The 68-page strategy document (pdf), launched at the CeBIT conference in Sydney today, called for action by “all levels of governments, industry and the community as a whole”.

Networking vendor Cisco, industry group AIIA, the Australian Computer Society and the Communications Alliance welcomed the strategy’s eight goals today.

According to ACS president Anthony Wong, an ICT blueprint was “vital” to the NBN’s desired outcomes.

“Participating in a digital economy is not just about having a website, it is about the quantity and quality of e-commerce and online transactions,” he stated.

“We need more Australians to get active online.

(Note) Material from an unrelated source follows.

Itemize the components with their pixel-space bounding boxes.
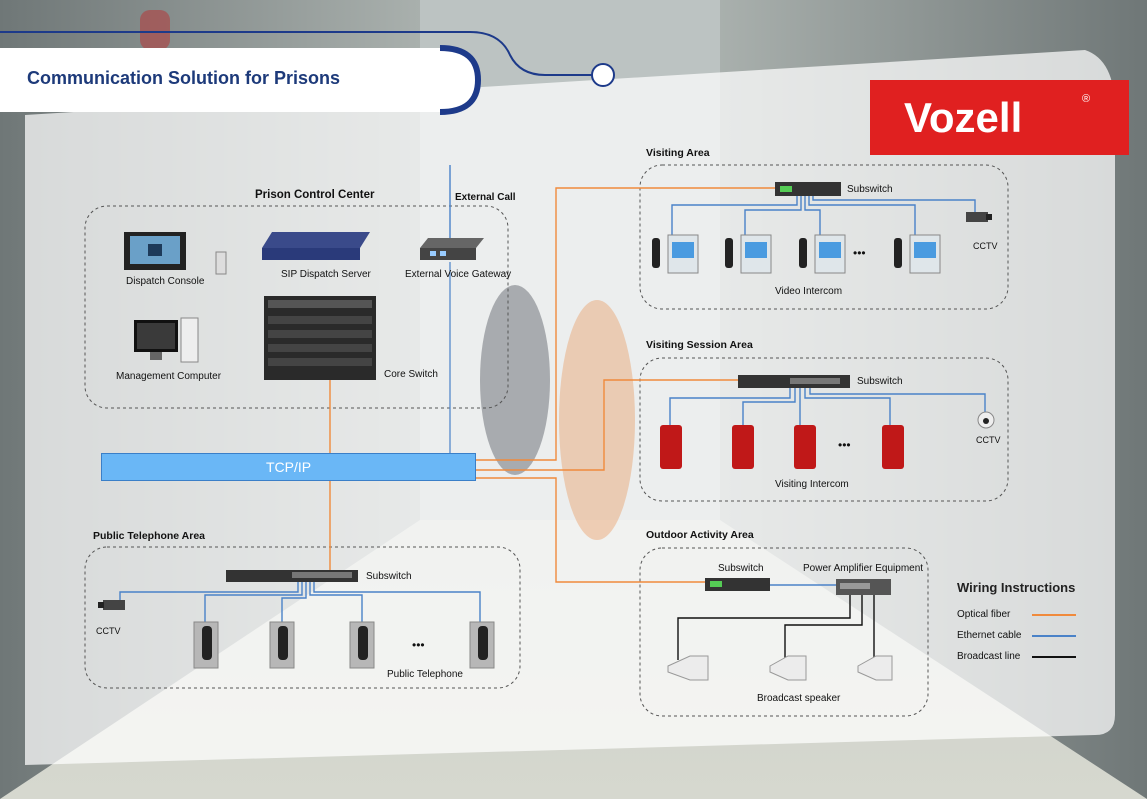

Education and skills are key to ensuring that people can participate and leverage the digital economy opportunities.”

AIIA chief Ian Birks said the strategy reflected “bold and visionary leadership by Minister Conroy and the Gillard Government".

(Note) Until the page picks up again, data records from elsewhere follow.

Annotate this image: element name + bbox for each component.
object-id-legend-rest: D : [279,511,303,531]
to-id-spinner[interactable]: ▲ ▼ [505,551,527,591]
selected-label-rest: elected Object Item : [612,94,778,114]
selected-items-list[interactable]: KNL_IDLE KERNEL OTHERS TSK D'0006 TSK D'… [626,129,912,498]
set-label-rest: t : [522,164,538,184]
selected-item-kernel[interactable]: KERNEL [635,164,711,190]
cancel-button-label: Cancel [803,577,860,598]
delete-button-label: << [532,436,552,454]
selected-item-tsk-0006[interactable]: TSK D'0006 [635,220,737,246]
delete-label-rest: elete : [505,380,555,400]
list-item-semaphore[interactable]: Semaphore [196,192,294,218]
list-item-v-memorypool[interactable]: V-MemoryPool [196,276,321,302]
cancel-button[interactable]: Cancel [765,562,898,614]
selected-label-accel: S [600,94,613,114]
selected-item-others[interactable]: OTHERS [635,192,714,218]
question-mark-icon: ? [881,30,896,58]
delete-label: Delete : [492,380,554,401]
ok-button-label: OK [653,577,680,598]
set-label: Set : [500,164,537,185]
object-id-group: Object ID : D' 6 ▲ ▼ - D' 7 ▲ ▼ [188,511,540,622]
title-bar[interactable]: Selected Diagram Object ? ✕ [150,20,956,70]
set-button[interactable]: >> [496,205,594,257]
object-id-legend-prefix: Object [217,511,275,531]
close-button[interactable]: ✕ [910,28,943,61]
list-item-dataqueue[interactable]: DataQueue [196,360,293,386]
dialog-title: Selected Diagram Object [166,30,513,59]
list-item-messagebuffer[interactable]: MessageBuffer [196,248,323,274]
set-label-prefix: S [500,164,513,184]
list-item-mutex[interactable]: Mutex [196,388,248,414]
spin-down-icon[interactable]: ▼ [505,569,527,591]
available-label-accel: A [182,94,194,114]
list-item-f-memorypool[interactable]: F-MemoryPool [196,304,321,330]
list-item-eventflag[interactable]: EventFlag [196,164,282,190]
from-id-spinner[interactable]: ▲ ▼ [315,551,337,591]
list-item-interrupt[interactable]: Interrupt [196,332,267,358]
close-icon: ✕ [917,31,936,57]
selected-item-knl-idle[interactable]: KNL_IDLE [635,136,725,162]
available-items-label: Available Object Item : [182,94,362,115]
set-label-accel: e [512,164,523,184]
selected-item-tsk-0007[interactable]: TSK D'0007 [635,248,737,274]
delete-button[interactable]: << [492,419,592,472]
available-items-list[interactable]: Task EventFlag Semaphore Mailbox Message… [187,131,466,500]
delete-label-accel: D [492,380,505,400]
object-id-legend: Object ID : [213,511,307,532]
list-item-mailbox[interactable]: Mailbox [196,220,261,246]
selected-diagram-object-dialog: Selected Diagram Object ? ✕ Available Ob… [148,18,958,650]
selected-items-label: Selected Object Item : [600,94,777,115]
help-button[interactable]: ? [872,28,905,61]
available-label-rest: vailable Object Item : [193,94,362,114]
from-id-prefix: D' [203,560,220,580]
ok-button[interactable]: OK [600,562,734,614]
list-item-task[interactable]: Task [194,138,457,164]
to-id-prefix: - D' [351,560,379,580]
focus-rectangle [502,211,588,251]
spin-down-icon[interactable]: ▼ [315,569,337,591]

"I think its smart to make some headway in the first release sites and make sure they are as successful as possible," he said.

"That's not just smart on a political level - if successful, those sites will create a pull from other parts of Australia.”

Birks said while health, education and Government service delivery did not fall under the remit of Conroy’s Broadband, Communications and Digital Economy portfolio, the Minister may derive some authority from his position as Gillard's advisor on digital productivity.

“Conroy will need all his powers of coercion with other stakeholders in government to get all parts of the government onside to achieve that vision,” he said.